To be able to find the best solution for MCDA problems we need to know *subjective preferences*:

- these are binary relations provided by a decision maker
- defined analogously to Voting Theory Relations

So given two alternatives $a$ and $b$ a decision maker can say if

- $a \ P \ b$ or $b \ P \ a$: $a$ is preferred to $b$ -
*the preference relation* - $a \ I \ b$ - the indifference relation
- $a \ J \ b$ - the incomparability relation, when you cannot compare things

Main properties:

- $P$ is asymmetric
- $a \ P \ b \equiv b \ \overline{P} \ a$

- $I$ is reflexive and symmetric:
- $a \ I \ a$ and $a \ I \ b \equiv b \ I \ a$

- $J$ is irreflexible and symmetric
- $a \ \overline{J} \ a$ and $a \ J \ b \equiv b \ J \ a$

Transitivity

- $P$ is transitive
- but $I$ is not! by Luce's Coffee Cups (In contract to Voting Theory - there we assumed it's transitive)

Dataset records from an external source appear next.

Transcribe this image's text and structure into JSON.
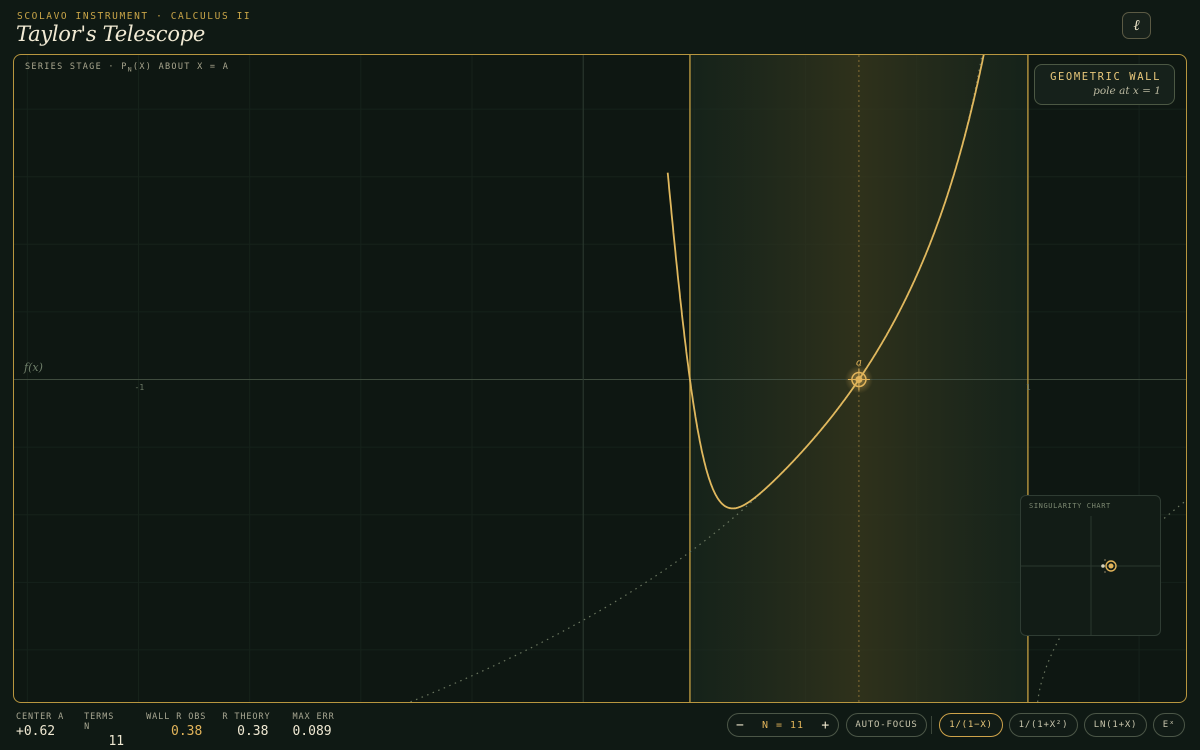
{
  "header": {
    "kicker": "SCOLAVO INSTRUMENT · CALCULUS II",
    "title": "Taylor's Telescope",
    "logo_glyph": "ℓ"
  },
  "stage": {
    "label_prefix": "SERIES STAGE · P",
    "label_sub": "N",
    "label_suffix": "(X) ABOUT X = A",
    "wall_title": "GEOMETRIC WALL",
    "wall_subtitle": "pole at x = 1",
    "y_label": "f(x)",
    "tick_minus1": "-1",
    "tick_1": "1",
    "center_marker_label": "a",
    "singularity_chart_title": "SINGULARITY CHART"
  },
  "stats": {
    "center_a_label": "CENTER A",
    "center_a_value": "+0.62",
    "terms_n_label": "TERMS N",
    "terms_n_value": "11",
    "wall_r_obs_label": "WALL R OBS",
    "wall_r_obs_value": "0.38",
    "r_theory_label": "R THEORY",
    "r_theory_value": "0.38",
    "max_err_label": "MAX ERR",
    "max_err_value": "0.089"
  },
  "controls": {
    "minus": "−",
    "n_display": "N = 11",
    "plus": "+",
    "auto_focus": "AUTO-FOCUS",
    "fn_1": "1/(1−X)",
    "fn_2": "1/(1+X²)",
    "fn_3": "LN(1+X)",
    "fn_4": "Eˣ"
  },
  "colors": {
    "accent_gold": "#e2b45a",
    "frame_gold": "#b8963f",
    "background": "#0f1914"
  },
  "model": {
    "function": "1/(1-x)",
    "center": 0.62,
    "terms": 11,
    "radius": 0.38,
    "x_range": [
      -1.28,
      1.36
    ],
    "y_range": [
      -1.2,
      1.2
    ]
  }
}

We can show the preferences of a decision maker with a graph:

How to build a mathematical model from statements of a decision maker?

There are several preference structures that can do that:

- Complete Pre-Order Preference Structure ($I$ is not transitive) - The Traditional Model
- SemiOrder Preference Structure ($I$ is transitive, no $J$) - The Threshold Model
- Partial Order Preference Structure (with $J$)
- Valued Preference

- Main Article:
*Preferential Independence*

This is an important condition between preferences and criteria: the criteria should be preferentially independent.